朝10時。カーテンしてても日差しが重い目に入ってくる。


今日は天気がいい、気持ちは重いけど。


今日で3日間の休みも終わり。でも颯とは学校で会えるからいいっか。


「綺麗……」


颯の横顔がすごい綺麗。顎削ったの?ってくらいに輪郭が細くて肌も荒れてないしずっと見ていられる。


会うか会わないか颯が寝てる間も考えていた。


結論は会うことにした。


無視しても会おうと言い続けるだろう。それくらいなら1回会って絶対に連絡をよこそないでと強く言えばいい。


顔洗って着替えて出かける。颯はまだ寝てる。


メールで「用事があるから出かけてくる」と送りカフェに行く。


何百回も裕太と行って勉強したり話をしたり、楽しかった記憶がある場所。
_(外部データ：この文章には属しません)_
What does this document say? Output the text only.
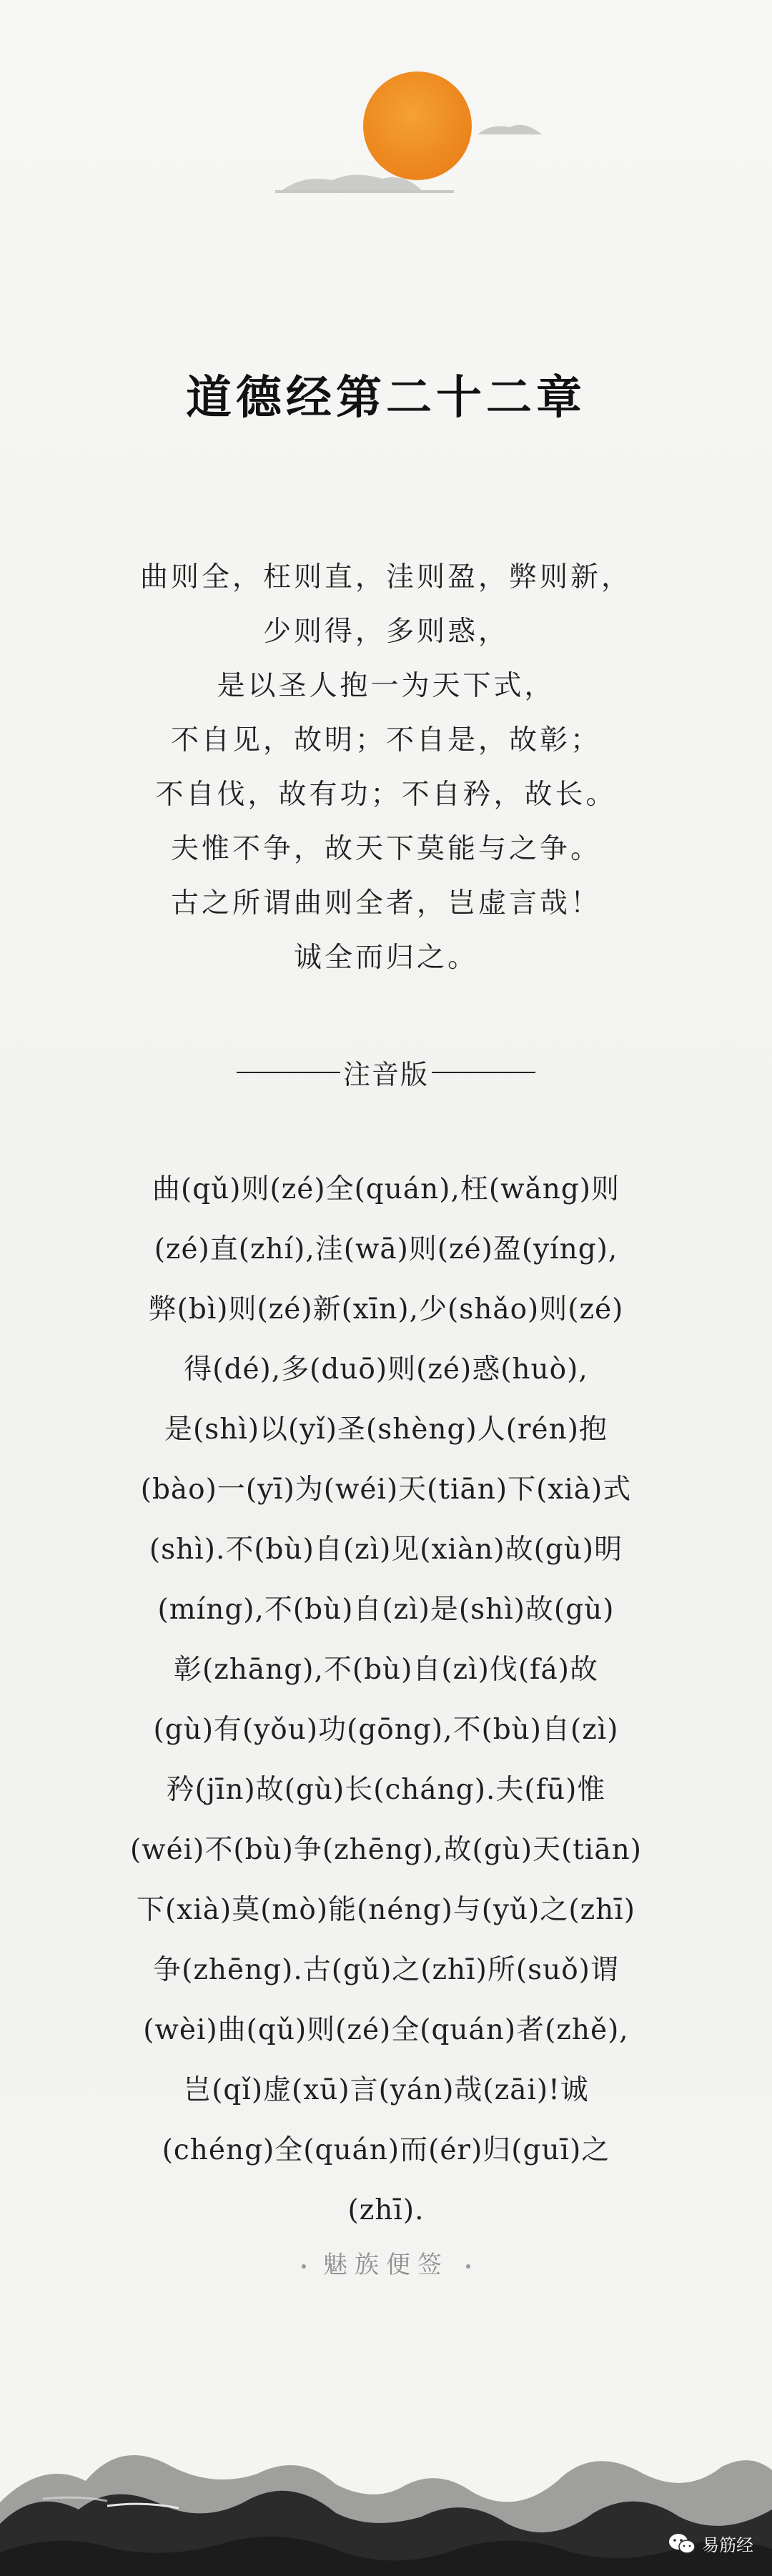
道德经第二十二章
曲则全，枉则直，洼则盈，弊则新，
少则得，多则惑，
是以圣人抱一为天下式，
不自见，故明；不自是，故彰；
不自伐，故有功；不自矜，故长。
夫惟不争，故天下莫能与之争。
古之所谓曲则全者，岂虚言哉！
诚全而归之。
注音版
曲(qǔ)则(zé)全(quán),枉(wǎng)则
(zé)直(zhí),洼(wā)则(zé)盈(yíng),
弊(bì)则(zé)新(xīn),少(shǎo)则(zé)
得(dé),多(duō)则(zé)惑(huò),
是(shì)以(yǐ)圣(shèng)人(rén)抱
(bào)一(yī)为(wéi)天(tiān)下(xià)式
(shì).不(bù)自(zì)见(xiàn)故(gù)明
(míng),不(bù)自(zì)是(shì)故(gù)
彰(zhāng),不(bù)自(zì)伐(fá)故
(gù)有(yǒu)功(gōng),不(bù)自(zì)
矜(jīn)故(gù)长(cháng).夫(fū)惟
(wéi)不(bù)争(zhēng),故(gù)天(tiān)
下(xià)莫(mò)能(néng)与(yǔ)之(zhī)
争(zhēng).古(gǔ)之(zhī)所(suǒ)谓
(wèi)曲(qǔ)则(zé)全(quán)者(zhě),
岂(qǐ)虚(xū)言(yán)哉(zāi)!诚
(chéng)全(quán)而(ér)归(guī)之
(zhī).
魅族便签
易筋经
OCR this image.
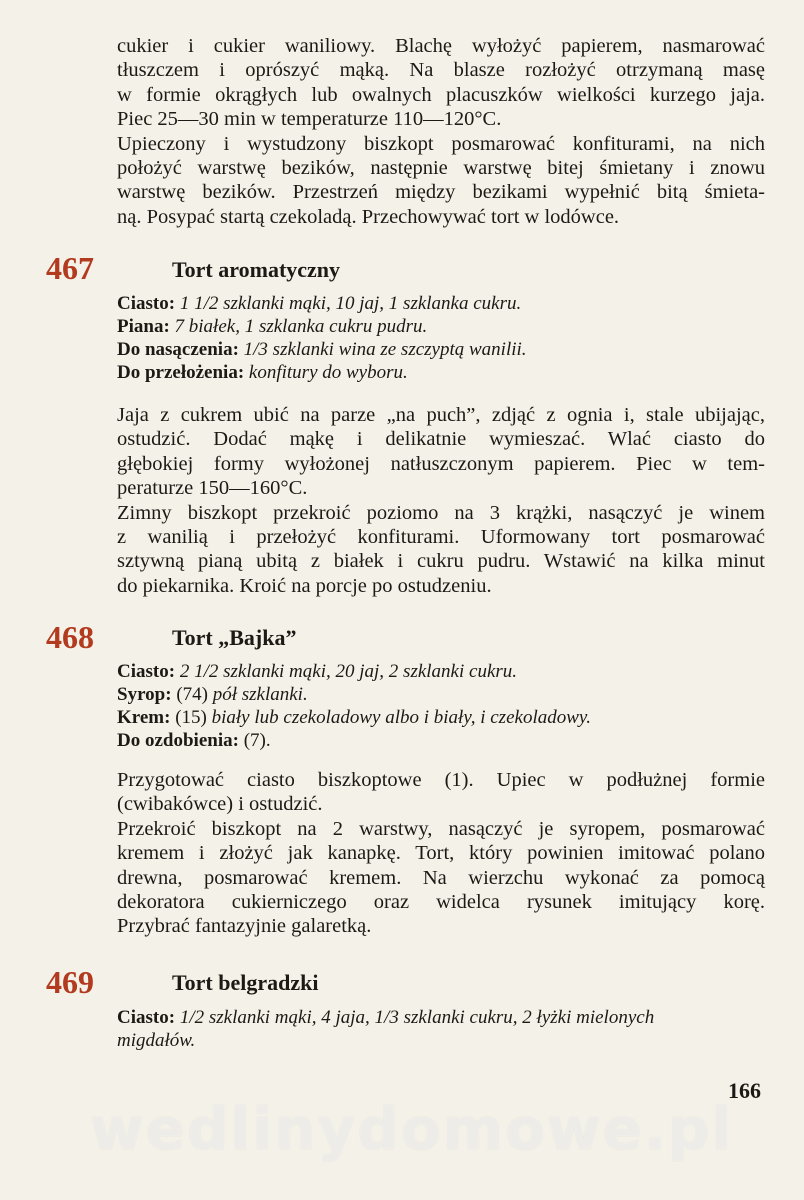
cukier i cukier waniliowy. Blachę wyłożyć papierem, nasmarować

tłuszczem i oprószyć mąką. Na blasze rozłożyć otrzymaną masę

w formie okrągłych lub owalnych placuszków wielkości kurzego jaja.

Piec 25—30 min w temperaturze 110—120°C.

Upieczony i wystudzony biszkopt posmarować konfiturami, na nich

położyć warstwę bezików, następnie warstwę bitej śmietany i znowu

warstwę bezików. Przestrzeń między bezikami wypełnić bitą śmieta-

ną. Posypać startą czekoladą. Przechowywać tort w lodówce.

467	Tort aromatyczny

Ciasto: 1 1/2 szklanki mąki, 10 jaj, 1 szklanka cukru.

Piana: 7 białek, 1 szklanka cukru pudru.

Do nasączenia: 1/3 szklanki wina ze szczyptą wanilii.

Do przełożenia: konfitury do wyboru.

Jaja z cukrem ubić na parze „na puch”, zdjąć z ognia i, stale ubijając,

ostudzić. Dodać mąkę i delikatnie wymieszać. Wlać ciasto do

głębokiej formy wyłożonej natłuszczonym papierem. Piec w tem-

peraturze 150—160°C.

Zimny biszkopt przekroić poziomo na 3 krążki, nasączyć je winem

z wanilią i przełożyć konfiturami. Uformowany tort posmarować

sztywną pianą ubitą z białek i cukru pudru. Wstawić na kilka minut

do piekarnika. Kroić na porcje po ostudzeniu.

468	Tort „Bajka”

Ciasto: 2 1/2 szklanki mąki, 20 jaj, 2 szklanki cukru.

Syrop: (74) pół szklanki.

Krem: (15) biały lub czekoladowy albo i biały, i czekoladowy.

Do ozdobienia: (7).

Przygotować ciasto biszkoptowe (1). Upiec w podłużnej formie

(cwibakówce) i ostudzić.

Przekroić biszkopt na 2 warstwy, nasączyć je syropem, posmarować

kremem i złożyć jak kanapkę. Tort, który powinien imitować polano

drewna, posmarować kremem. Na wierzchu wykonać za pomocą

dekoratora cukierniczego oraz widelca rysunek imitujący korę.

Przybrać fantazyjnie galaretką.

469	Tort belgradzki

Ciasto: 1/2 szklanki mąki, 4 jaja, 1/3 szklanki cukru, 2 łyżki mielonych

migdałów.

166
wedlinydomowe.pl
でも今となっては少し苦い。アイスコーヒーのブラックみたいな感じ。


カフェに向かうと裕太は既にいた。


手を振って待ってた裕太。


相変わらず身長は高くて、前より少し筋肉がついてる気がする。


「元気だったか?」


「…うん」


「昨日フランスから帰ってきたんだ、すぐに会いたかった」


「…そっか、建築家になったの?」


「おう、企業に就職したよ」


「よかったね」


裕太の目を見ないでテーブルに置いてある水が入ってるコップを見続けいている私。


見る勇気がないと言うか、見たくない。


淡々と返事するだけ。早く言いたいことを言って帰ろう、それしか頭にはなかった。


「美波」


「…なに?」


「復縁しないか」


コップから裕太に目線がずれた。それもそうだ。いきなりすぎる。


「…………なにいってるの」


「やっぱ美波が好き。離れてから気づいた。」


「別の好きな人出来たんでしょ、その人と幸せになってよ」


「すぐ別れたし、美波がいいんだ、俺には美波しかいない」


「私、彼氏いるの、裕太よりカッコいいし頼れる彼氏がいるから、2度と連絡してこないで」


私は強く言って席を立った。


「また連絡する」


裕太は私の目を見てそう言った。一瞬たりとも逸らさない。


「2度連絡してこないで」


私はそそくさとカフェから出た。今の気持ちは本当に苦いカカオ80%くらいのブラックコーヒー。